Les protestations se perdent dans le sommeil neuroleptique…
***
Ma tête tourne alors que je suis sanglé au lit, les événements se répètent derrière mes yeux. Je n’arrive pas à discerner le vrai du fabulé. Ai-je réellement commis toutes ces horreurs lors d’une période de folie hallucinée ? Je refuse d’y croire… Et Lyse… Je ne l’ai pas sauvée ? Elle est morte par ma faute ? La culpabilité m’aurait-elle rendu fou au point de rejouer encore et encore sur les rails, les circonstances tragiques que j’aurais aimé changer ? Tout semble plausible, tout parait dingue…
Mes interrogations s’évanouissent dans l’oubli…
***
- Vous vous rappelez maintenant Jean ? Vous partiez en vacances avec votre femme, vous arriviez à un passage à niveau un peu vite. En face, un scooter fuyant la police a débordé sur votre voie. Vous avez choisi de l’éviter de justesse, votre véhicule s’est encastré dans les barrières. Votre voiture, coincée sur les rails, a été percutée par un train, entraînant la mort de Lyse ainsi que celle d’un passager.
- Oui… Et le conducteur du deux roues était un sale délinquant, un voleur, il a même été soupçonné de meurtre, mais acquitté faute de preuves.
- Vos blessures étaient terribles, mais vous avez récupéré. Seulement, vos lésions neurologiques vous ont donné toutes sortes d’hallucinations et de délires. Vous avez été interné dans les mois qui suivirent votre rétablissement. Après une nette amélioration, j’ai décidé de vous faire sortir, mais de vous suivre en ville. Étant donné que vous travaillez en tant que conducteur de train, je ne m’étais douté de rien.
- J’ai vraiment tué tous ces gens ?
- Vous êtes victime d’un syndrome neuropsychiatrique inédit dont nous n’avons pas élucidé toutes les composantes. Un mélange de démence fronto-temporale, de schizophrénie et de syndrome post-traumatique. Ces choses que vous avez faites étaient sous l’emprise de délires et d’hallucinations qui vous dépassent, vous avez été jugé coupable non-responsable…
- Je n’arrive pas à démêler le vrai du faux dans mes souvenirs. Je me sens terriblement coupable, mais je refuse de l’accepter, une partie de moi croit encore que c’est un complot du gouvernement.

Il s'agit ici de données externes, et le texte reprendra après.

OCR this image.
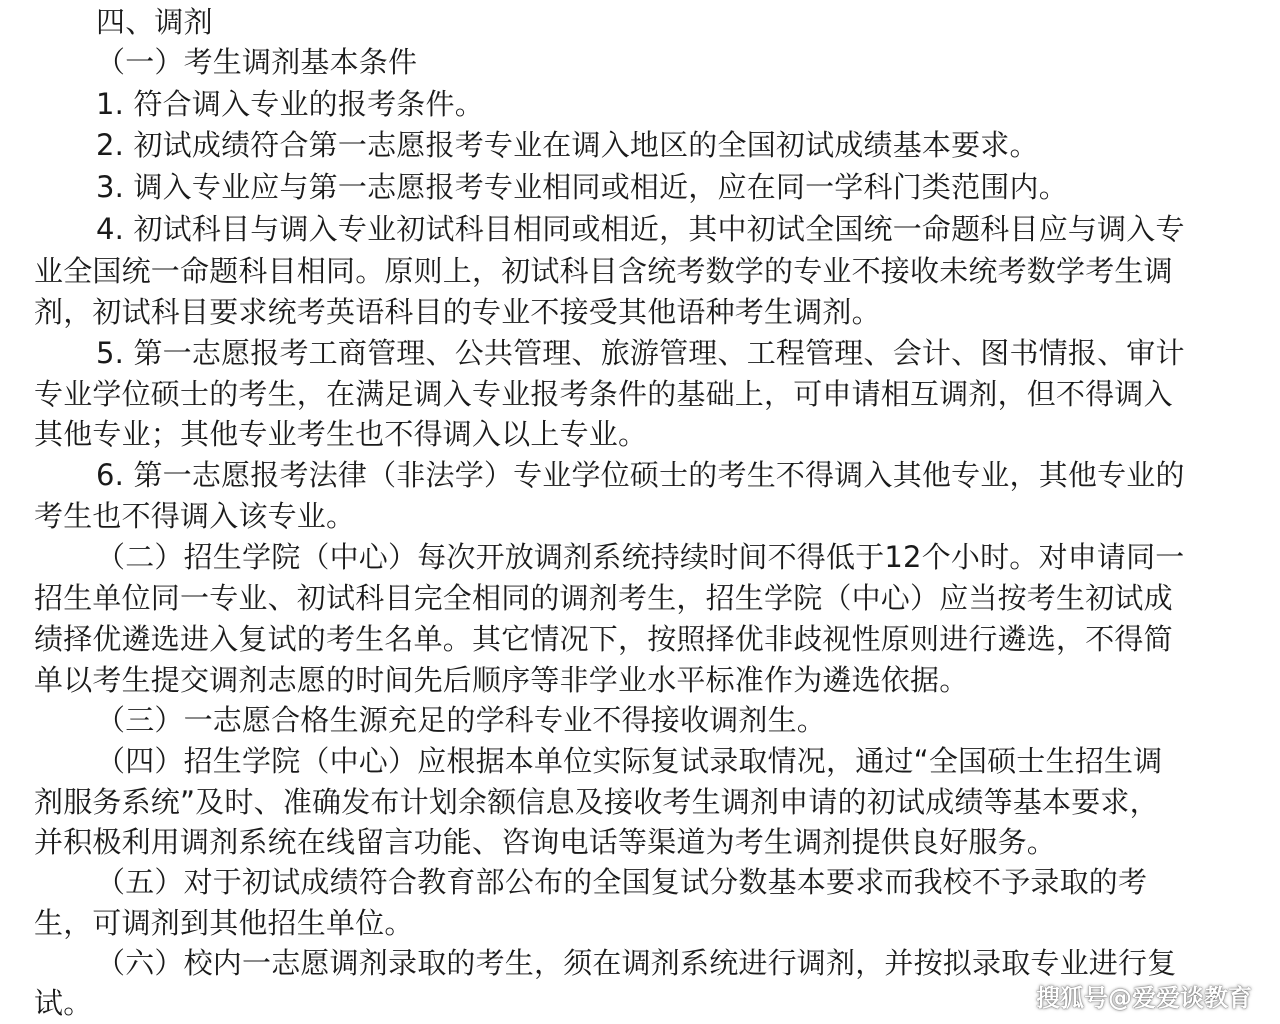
四、调剂
（一）考生调剂基本条件
1. 符合调入专业的报考条件。
2. 初试成绩符合第一志愿报考专业在调入地区的全国初试成绩基本要求。
3. 调入专业应与第一志愿报考专业相同或相近，应在同一学科门类范围内。
4. 初试科目与调入专业初试科目相同或相近，其中初试全国统一命题科目应与调入专
业全国统一命题科目相同。原则上，初试科目含统考数学的专业不接收未统考数学考生调
剂，初试科目要求统考英语科目的专业不接受其他语种考生调剂。
5. 第一志愿报考工商管理、公共管理、旅游管理、工程管理、会计、图书情报、审计
专业学位硕士的考生，在满足调入专业报考条件的基础上，可申请相互调剂，但不得调入
其他专业；其他专业考生也不得调入以上专业。
6. 第一志愿报考法律（非法学）专业学位硕士的考生不得调入其他专业，其他专业的
考生也不得调入该专业。
（二）招生学院（中心）每次开放调剂系统持续时间不得低于12个小时。对申请同一
招生单位同一专业、初试科目完全相同的调剂考生，招生学院（中心）应当按考生初试成
绩择优遴选进入复试的考生名单。其它情况下，按照择优非歧视性原则进行遴选，不得简
单以考生提交调剂志愿的时间先后顺序等非学业水平标准作为遴选依据。
（三）一志愿合格生源充足的学科专业不得接收调剂生。
（四）招生学院（中心）应根据本单位实际复试录取情况，通过“全国硕士生招生调
剂服务系统”及时、准确发布计划余额信息及接收考生调剂申请的初试成绩等基本要求，
并积极利用调剂系统在线留言功能、咨询电话等渠道为考生调剂提供良好服务。
（五）对于初试成绩符合教育部公布的全国复试分数基本要求而我校不予录取的考
生，可调剂到其他招生单位。
（六）校内一志愿调剂录取的考生，须在调剂系统进行调剂，并按拟录取专业进行复
试。	搜狐号@爱爱谈教育
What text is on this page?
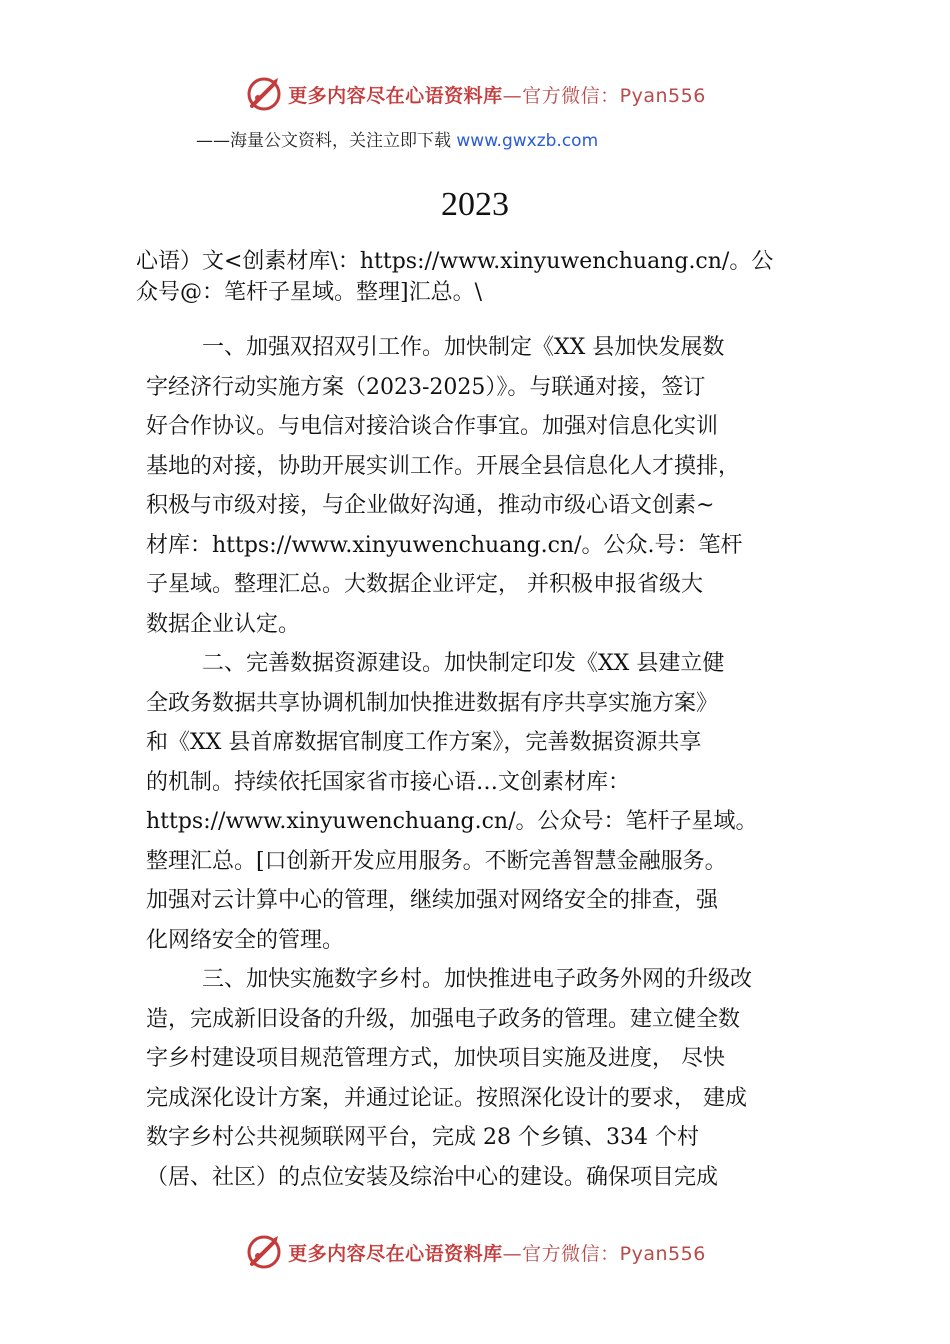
更多内容尽在心语资料库—官方微信：Pyan556
——海量公文资料，关注立即下载 www.gwxzb.com
2023
心语）文<创素材库\：https://www.xinyuwenchuang.cn/。公
众号@：笔杆子星域。整理]汇总。\
一、加强双招双引工作。加快制定《XX 县加快发展数
字经济行动实施方案（2023-2025）》。与联通对接，签订
好合作协议。与电信对接洽谈合作事宜。加强对信息化实训
基地的对接，协助开展实训工作。开展全县信息化人才摸排，
积极与市级对接，与企业做好沟通，推动市级心语文创素~
材库：https://www.xinyuwenchuang.cn/。公众.号：笔杆
子星域。整理汇总。大数据企业评定， 并积极申报省级大
数据企业认定。
二、完善数据资源建设。加快制定印发《XX 县建立健
全政务数据共享协调机制加快推进数据有序共享实施方案》
和《XX 县首席数据官制度工作方案》，完善数据资源共享
的机制。持续依托国家省市接心语…文创素材库：
https://www.xinyuwenchuang.cn/。公众号：笔杆子星域。
整理汇总。[口创新开发应用服务。不断完善智慧金融服务。
加强对云计算中心的管理，继续加强对网络安全的排查，强
化网络安全的管理。
三、加快实施数字乡村。加快推进电子政务外网的升级改
造，完成新旧设备的升级，加强电子政务的管理。建立健全数
字乡村建设项目规范管理方式，加快项目实施及进度， 尽快
完成深化设计方案，并通过论证。按照深化设计的要求， 建成
数字乡村公共视频联网平台，完成 28 个乡镇、334 个村
（居、社区）的点位安装及综治中心的建设。确保项目完成
更多内容尽在心语资料库—官方微信：Pyan556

Bon sang, j’ai envie que ce soit de leur faute et pas de la mienne… Je me sens tellement mal.
- Il est fréquent, lorsque les neuroleptiques tirent un malade de son délire qui est parfois plus facile à affronter que la réalité, qu’il souffre d’un syndrome dépressif. Je vais vous ajouter des antidépresseurs
- Merci docteur…
Les médicaments font leur effet…
***
- Comment allez-vous aujourd’hui ? Vous semblez sourire, mais vos yeux sont en larmes.
- C'est la première fois depuis le début que j'ai des projets d’avenir. Je vais réparer le mal que j’ai fait : travailler dans la prévention routière, dans des associations… Rendre les vies que j’ai prises. Je n’ai plus envie de mourir, ça serait trop facile. Je dois servir.
- C’est merveilleux Jean.
- Et puis, j’ai pensé à quelque chose l’autre jour…
- Dites-moi
- Je n’ai jamais eu le temps de dire au revoir à Lyse, mais lorsque j’ai cru la voir sur les rails… Maintenant que j’y pense… J’aurais juré que c’était vraiment elle. Qu’elle est revenue pour me sortir de cette folie, m’empêcher de faire du mal à plus de gens, pour me dire qu’elle me pardonne, que je dois vivre, être heureux malgré sa perte et ma culpabilité... Vous comprenez ?
- Oui.
- C’est difficile à expliquer, mais au fond de mon cœur, je sens que cette fois-ci, ça n’était pas une hallucination, elle était réellement là… Elle m’a dit au revoir, et j’ai pu lui parler une dernière fois. Lui dire à quel point j’étais désolé, à quel point je l’aimais. Elle était paisible, avait l’air heureuse de me revoir, ça m’a rassuré. Je sais que vous n’y croyez pas, que vous allez mettre ça sur le compte d’un énième délire…
La psychiatre regarda, émue, la photo d’un enfant sur son bureau avant de répondre :
- Non, Jean… Pour une fois, j’ai envie d’y croire.